With so many anticipated vacancies for superintendents expected next year, there will be a number of current superintendents changing districts as well as new leaders in these roles. While search firms will often share all of the positives about an opening, it is incumbent on every leader considering such an opportunity to do their own due diligence in assessing the opportunity. Ensuring a great match between candidate and district is critically important for students, staff and community. Some things potential candidates may want to consider before “jumping” into a new superintendent role:

  1. Are you “prepared” and “ready?” Occasionally, people tend to conflate preparation and readiness. I contend they are different. Preparation speaks to the experiences, training and past work environments of a candidate that match the needs of the opening. It would be difficult to move directly into a superintendent position from a teaching position or when the educational background requirements suggest a lengthy process to get certified. Candidates should ask, based on where they are in their career, “Am I positioned to be effective at this job on day one?”  In contrast, readiness speaks to where a candidate may be on their personal journey. While a job such as a superintendency may seem exciting, it is also time consuming and extremely stressful. If a candidate is thinking about starting a family or taking responsibility for an aging parent it may not be the best time for such a career move. Perhaps a candidate wants to complete a doctorate or is close to being vested in a retirement system; all these things may give a person pause. Ultimately, it is up to each candidate to know, and be honest with themselves, if they feel prepared and ready to apply for consideration.
  1. Do Your Homework Before Applying: As stated before, candidates must do their due diligence in deciding to apply for a superintendent opening. Not all vacancies are created equal. Some may be open because the previous superintendent retired after a long and successful tenure; other may have seen the superintendent driven out in the latest of a turnstile of change. Some districts may be looking for continued growth and progress honoring the current plans and trajectory; other districts may be looking for rapid turnaround and a true “change agent.” All these circumstances require different leaders and candidates must be honest with themselves to determine if there is a true match for what the school system needs and what the potential leader has to offer.
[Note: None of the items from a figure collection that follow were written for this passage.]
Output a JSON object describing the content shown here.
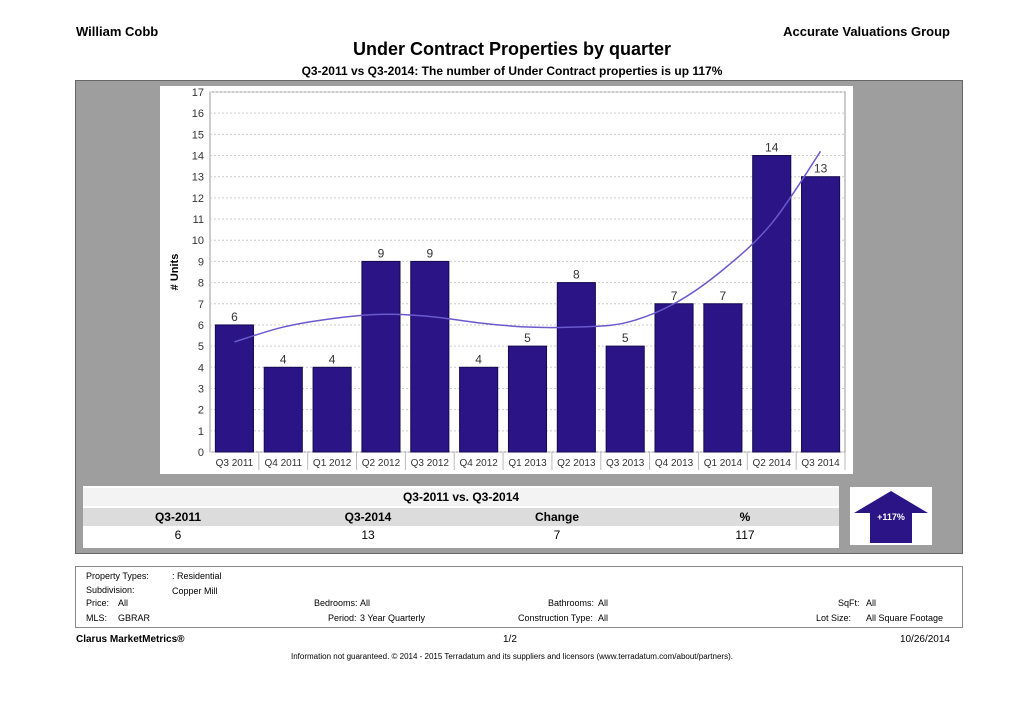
{
  "header": {
    "agent_name": "William  Cobb",
    "company": "Accurate Valuations Group",
    "title": "Under Contract Properties by quarter",
    "subtitle": "Q3-2011 vs Q3-2014: The number of Under Contract   properties is up 117%"
  },
  "chart_data": {
    "type": "bar",
    "categories": [
      "Q3 2011",
      "Q4 2011",
      "Q1 2012",
      "Q2 2012",
      "Q3 2012",
      "Q4 2012",
      "Q1 2013",
      "Q2 2013",
      "Q3 2013",
      "Q4 2013",
      "Q1 2014",
      "Q2 2014",
      "Q3 2014"
    ],
    "values": [
      6,
      4,
      4,
      9,
      9,
      4,
      5,
      8,
      5,
      7,
      7,
      14,
      13
    ],
    "trend": [
      5.2,
      5.9,
      6.3,
      6.5,
      6.4,
      6.1,
      5.9,
      5.9,
      6.1,
      7.0,
      8.6,
      10.8,
      14.2
    ],
    "ylabel": "# Units",
    "ylim": [
      0,
      17
    ],
    "yticks": [
      0,
      1,
      2,
      3,
      4,
      5,
      6,
      7,
      8,
      9,
      10,
      11,
      12,
      13,
      14,
      15,
      16,
      17
    ],
    "grid": true,
    "colors": {
      "bar": "#2a1486",
      "bar_edge": "#140a50",
      "trend": "#6a5acd"
    }
  },
  "summary": {
    "title": "Q3-2011 vs. Q3-2014",
    "headers": [
      "Q3-2011",
      "Q3-2014",
      "Change",
      "%"
    ],
    "values": [
      "6",
      "13",
      "7",
      "117"
    ],
    "badge": "+117%",
    "badge_color": "#2a1486"
  },
  "info": {
    "property_types_label": "Property Types:",
    "property_types_value": ": Residential",
    "subdivision_label": "Subdivision:",
    "subdivision_value": "Copper Mill",
    "price_label": "Price:",
    "price_value": "All",
    "mls_label": "MLS:",
    "mls_value": "GBRAR",
    "bedrooms_label": "Bedrooms:",
    "bedrooms_value": "All",
    "period_label": "Period:",
    "period_value": "3 Year Quarterly",
    "bathrooms_label": "Bathrooms:",
    "bathrooms_value": "All",
    "construction_label": "Construction Type:",
    "construction_value": "All",
    "sqft_label": "SqFt:",
    "sqft_value": "All",
    "lotsize_label": "Lot Size:",
    "lotsize_value": "All Square Footage"
  },
  "footer": {
    "brand": "Clarus MarketMetrics®",
    "page": "1/2",
    "date": "10/26/2014",
    "disclaimer": "Information not guaranteed. © 2014 - 2015 Terradatum and its suppliers and licensors (www.terradatum.com/about/partners)."
  }
}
  1. Make Sure This Is “The Job” Not “A Job.” I often see many aspiring superintendents wanting to jump into the first role that they can get. This is especially true if they are confined to a certain state or geographic area. While they may speak to how loyal they will be to the district to which they are applying, they are already planning future career moves based on getting their first position. To be clear, there is no definitive time that constitutes appropriate service in a district; some leaders accomplish more in a short time as superintendent than others who enjoy a healthy tenure. School boards can certainly cut short the tenure of a superintendent doing exactly what they are hired to do and performing well. However, leadership is about service, and requires integrity and honor. If you apply to a district, there should be an expectation of at least three years of service; this allows time to understand the challenges and opportunities, creating a plan and restructuring, and laying a foundation for the next leader to build upon.

With so many openings expected, there will be many opportunities for aspiring superintendents in this upcoming hiring cycle. Taking the time to assess one’s preparedness and readiness, truly evaluating the vacancy and making sure it is a good fit are all things that will not only serve the potential candidate well, but more importantly, the district they are seeking the honor to serve.